Dockerfiles are named according to what they build, or the release they're based on:

* `default`: builds pocl, then runs the internal tests from build dir.
   Uses latest release of a distribution, with whatever is the default version of LLVM.
* `distro`: does a distribution-friendly build: enables runtime detection of CPU,
   installs pocl into system path, then runs the internal tests
* `<release>`: same as above, except uses specific release and specific LLVM version
  (the latest available in that release).
* `conformance`: builds & installs Pocl, then runs conformance test suite
  (the shortest version of it)

ARM 32/64bit support
-----------------------------

Status:

PoCL builds (as of Dec 2023) on ODROID XU3 and ODROID C2
and almost all tests pass.

ARM specific build notes:

* DO NOT use Clang/LLVM downloaded directly from llvm.org, they only work
  on the distro where they were compiled. Ubuntu LTS these days ships multiple llvm
  versions even quite recent ones; get Clang+LLVM from your distro's package
  manager or build it yourself.

* LLVM might not recognize your cpu, in which case CMake will complain.
  Run cmake with -DLLC_HOST_CPU=<yourcpu>. "yourcpu" must be something LLVM recognizes,
  usually it's simply "cortex-aXX" like cortex-a15 etc. You can get the full list by
  running `llc -mcpu=help`.

RISC-V support
-----------------------------

The RISC-V support has been tested (as of Dec 2023) on Starfive VisionFive 2 using Ubuntu 23.10 preinstalled image,
with LLVM 17 and GCC 13.2; of the internal tests, 98% tests pass, 4 tests fail out of 253.
In particular, tests using printf with vector arguments are broken ATM. Other boards / CPUs
have not been tested.

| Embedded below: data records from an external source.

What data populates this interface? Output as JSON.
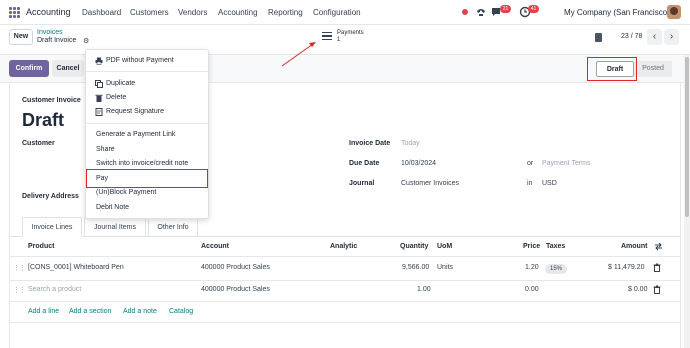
{
  "navbar": {
    "app_name": "Accounting",
    "menus": [
      "Dashboard",
      "Customers",
      "Vendors",
      "Accounting",
      "Reporting",
      "Configuration"
    ],
    "chat_count": "21",
    "activity_count": "41",
    "company": "My Company (San Francisco)"
  },
  "control_panel": {
    "new_label": "New",
    "breadcrumb_parent": "Invoices",
    "breadcrumb_current": "Draft Invoice",
    "payments_label": "Payments",
    "payments_count": "1",
    "pager": "23 / 78"
  },
  "actions": {
    "confirm_label": "Confirm",
    "cancel_label": "Cancel",
    "status_draft": "Draft",
    "status_posted": "Posted"
  },
  "form": {
    "type_label": "Customer Invoice",
    "title": "Draft",
    "customer_label": "Customer",
    "delivery_label": "Delivery Address",
    "invoice_date_label": "Invoice Date",
    "invoice_date_placeholder": "Today",
    "due_date_label": "Due Date",
    "due_date_value": "10/03/2024",
    "or_label": "or",
    "payment_terms_placeholder": "Payment Terms",
    "journal_label": "Journal",
    "journal_value": "Customer Invoices",
    "in_label": "in",
    "currency_value": "USD"
  },
  "tabs": [
    "Invoice Lines",
    "Journal Items",
    "Other Info"
  ],
  "table": {
    "headers": {
      "product": "Product",
      "account": "Account",
      "analytic": "Analytic",
      "quantity": "Quantity",
      "uom": "UoM",
      "price": "Price",
      "taxes": "Taxes",
      "amount": "Amount"
    },
    "rows": [
      {
        "product": "[CONS_0001] Whiteboard Pen",
        "account": "400000 Product Sales",
        "quantity": "9,566.00",
        "uom": "Units",
        "price": "1.20",
        "tax": "15%",
        "amount": "$ 11,479.20"
      },
      {
        "product": "Search a product",
        "account": "400000 Product Sales",
        "quantity": "1.00",
        "uom": "",
        "price": "0.00",
        "tax": "",
        "amount": "$ 0.00"
      }
    ],
    "add_links": [
      "Add a line",
      "Add a section",
      "Add a note",
      "Catalog"
    ]
  },
  "dropdown": {
    "items": [
      "PDF without Payment",
      "Duplicate",
      "Delete",
      "Request Signature",
      "Generate a Payment Link",
      "Share",
      "Switch into invoice/credit note",
      "Pay",
      "(Un)Block Payment",
      "Debit Note"
    ]
  },
  "colors": {
    "brand": "#71639e",
    "link": "#017e84",
    "highlight": "#dc2626",
    "badge": "#e0434b"
  }
}
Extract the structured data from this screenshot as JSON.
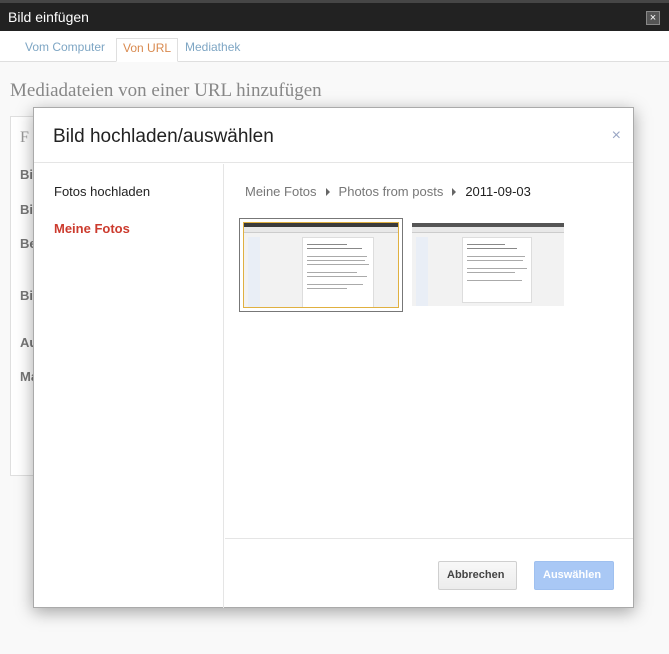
{
  "window": {
    "title": "Bild einfügen",
    "close_symbol": "×"
  },
  "tabs": [
    {
      "label": "Vom Computer"
    },
    {
      "label": "Von URL"
    },
    {
      "label": "Mediathek"
    }
  ],
  "background": {
    "heading": "Mediadateien von einer URL hinzufügen",
    "partial_labels": [
      "F",
      "Bil",
      "Bil",
      "Be",
      "Bil",
      "Au",
      "Ma"
    ]
  },
  "dialog": {
    "title": "Bild hochladen/auswählen",
    "close_symbol": "×",
    "sidebar": [
      {
        "label": "Fotos hochladen"
      },
      {
        "label": "Meine Fotos"
      }
    ],
    "breadcrumb": [
      "Meine Fotos",
      "Photos from posts",
      "2011-09-03"
    ],
    "photos": [
      {
        "name": "screenshot-1",
        "selected": true
      },
      {
        "name": "screenshot-2",
        "selected": false
      }
    ],
    "buttons": {
      "cancel": "Abbrechen",
      "choose": "Auswählen"
    }
  },
  "colors": {
    "titlebar": "#222222",
    "active_sidebar": "#cc3b2e",
    "choose_button": "#a9c8f5"
  }
}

RISC Vector extension is not supported.

RISC-V specific build notes:

* Avoid older LLVM and GCC versions (like GCC 11 / Clang 14 on the official
  Starfive Debian images) as much as possible. Code generation is much
  better with recent versions, and your experience will generally better

* LLVM might not recognize your CPU, in which case CMake will complain.
  Run cmake with -DLLC_HOST_CPU=<yourcpu>. "yourcpu" must be something LLVM recognizes;
  you can get the full list by running `llc -mcpu=help`.

* on RISC-V, PoCL additionally needs to pass a target ABI flag to the compiler. There is
  some autodetection in PoCL but right now it's limited, and Clang unfortunately does not
  always get the defaults correctly. If you get errors similar to:

      "can't link double-float modules with soft-float modules"

  from linker, then most likely PoCL used the incorrect ABI. You can explicitly
  specify the ABI to use with the HOST_CPU_TARGET_ABI CMake option.